Side-by-side qualitative comparison on COCO 2017 val: Deformable DETR vs. DiffuDETR and DINO vs. DiffuDINO. Our diffusion-based models produce more accurate and complete detections, especially in crowded scenes with overlapping objects.
DiffuDINO results at different decoder evaluation steps ($t = 1, 3, 5, 10$) compared to DINO baseline and ground truth.

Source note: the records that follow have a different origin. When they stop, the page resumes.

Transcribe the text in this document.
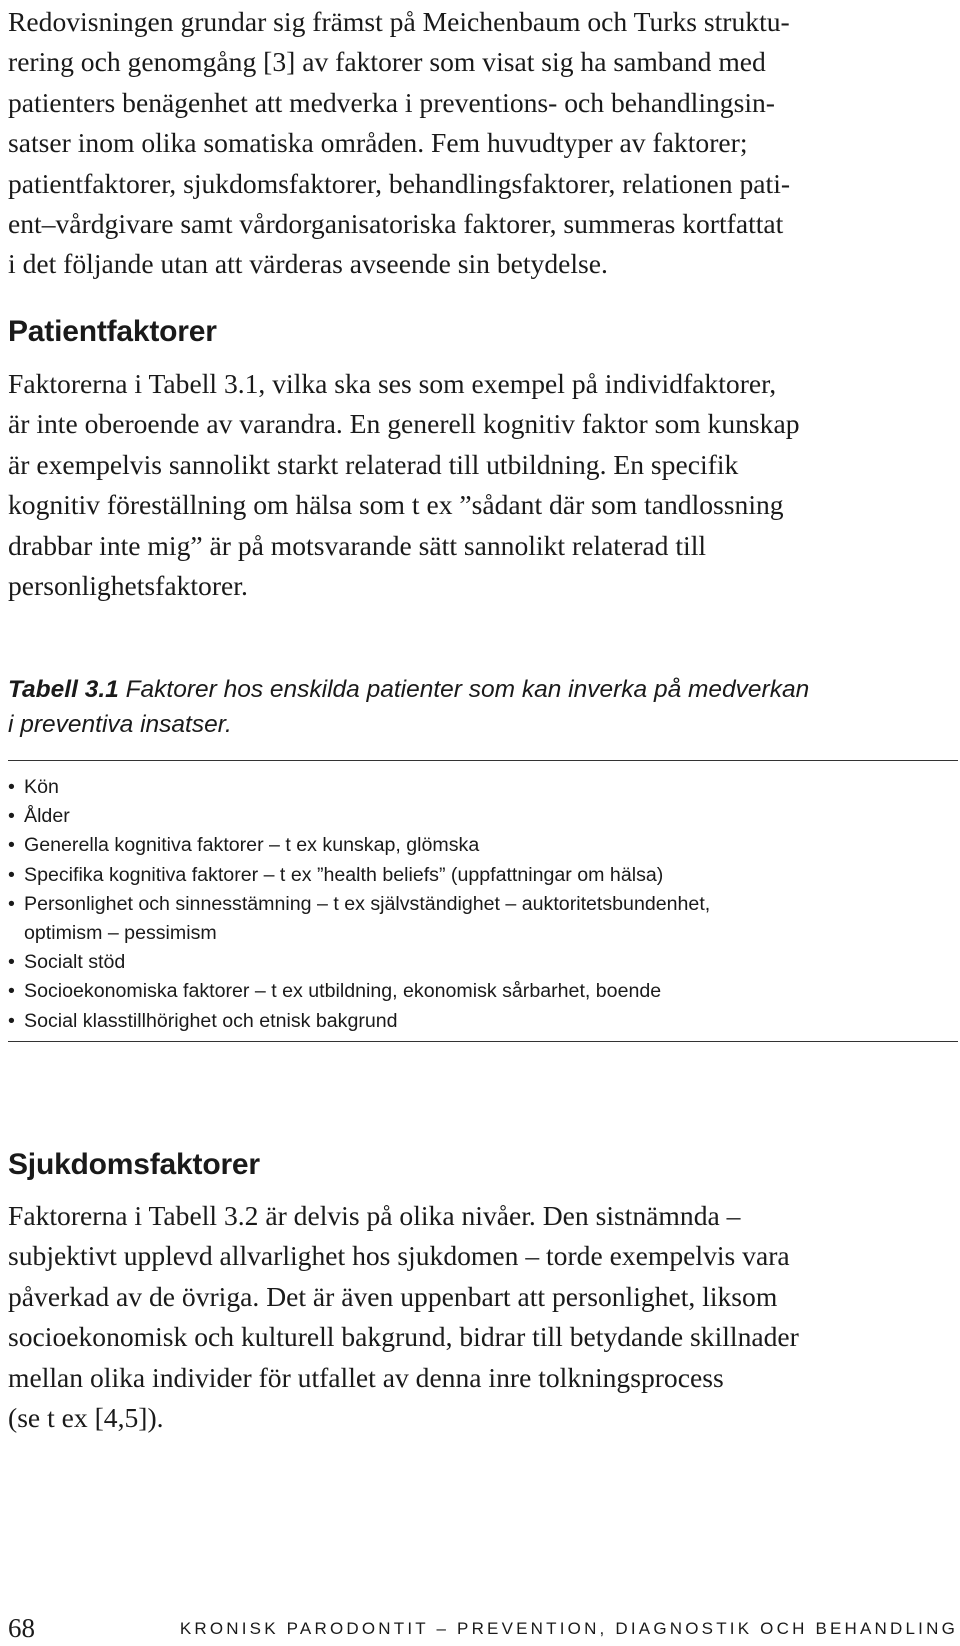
Redovisningen grundar sig främst på Meichenbaum och Turks struktu-

rering och genomgång [3] av faktorer som visat sig ha samband med

patienters benägenhet att medverka i preventions- och behandlingsin-

satser inom olika somatiska områden. Fem huvudtyper av faktorer;

patientfaktorer, sjukdomsfaktorer, behandlingsfaktorer, relationen pati-

ent–vårdgivare samt vårdorganisatoriska faktorer, summeras kortfattat

i det följande utan att värderas avseende sin betydelse.

Patientfaktorer

Faktorerna i Tabell 3.1, vilka ska ses som exempel på individfaktorer,

är inte oberoende av varandra. En generell kognitiv faktor som kunskap

är exempelvis sannolikt starkt relaterad till utbildning. En specifik

kognitiv föreställning om hälsa som t ex ”sådant där som tandlossning

drabbar inte mig” är på motsvarande sätt sannolikt relaterad till

personlighetsfaktorer.

Tabell 3.1 Faktorer hos enskilda patienter som kan inverka på medverkan
i preventiva insatser.

• Kön
• Ålder
• Generella kognitiva faktorer – t ex kunskap, glömska
• Specifika kognitiva faktorer – t ex ”health beliefs” (uppfattningar om hälsa)
• Personlighet och sinnesstämning – t ex självständighet – auktoritetsbundenhet,
optimism – pessimism
• Socialt stöd
• Socioekonomiska faktorer – t ex utbildning, ekonomisk sårbarhet, boende
• Social klasstillhörighet och etnisk bakgrund
Sjukdomsfaktorer

Faktorerna i Tabell 3.2 är delvis på olika nivåer. Den sistnämnda –

subjektivt upplevd allvarlighet hos sjukdomen – torde exempelvis vara

påverkad av de övriga. Det är även uppenbart att personlighet, liksom

socioekonomisk och kulturell bakgrund, bidrar till betydande skillnader

mellan olika individer för utfallet av denna inre tolkningsprocess

(se t ex [4,5]).

68	KRONISK PARODONTIT – PREVENTION, DIAGNOSTIK OCH BEHANDLING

Even $t = 1$ already surpasses DINO.
Same comparison on LVIS validation, showing improved handling of long-tail categories and fine-grained objects across varying decoder steps.
Detailed analysis of design choices on COCO 2017 validation.
Multi-Seed Robustness: Across 5 random seeds, standard deviation remains below ±0.2 AP in all settings, demonstrating high stability of DiffuDINO regardless of initialization noise — even in dense and sparse scene subsets.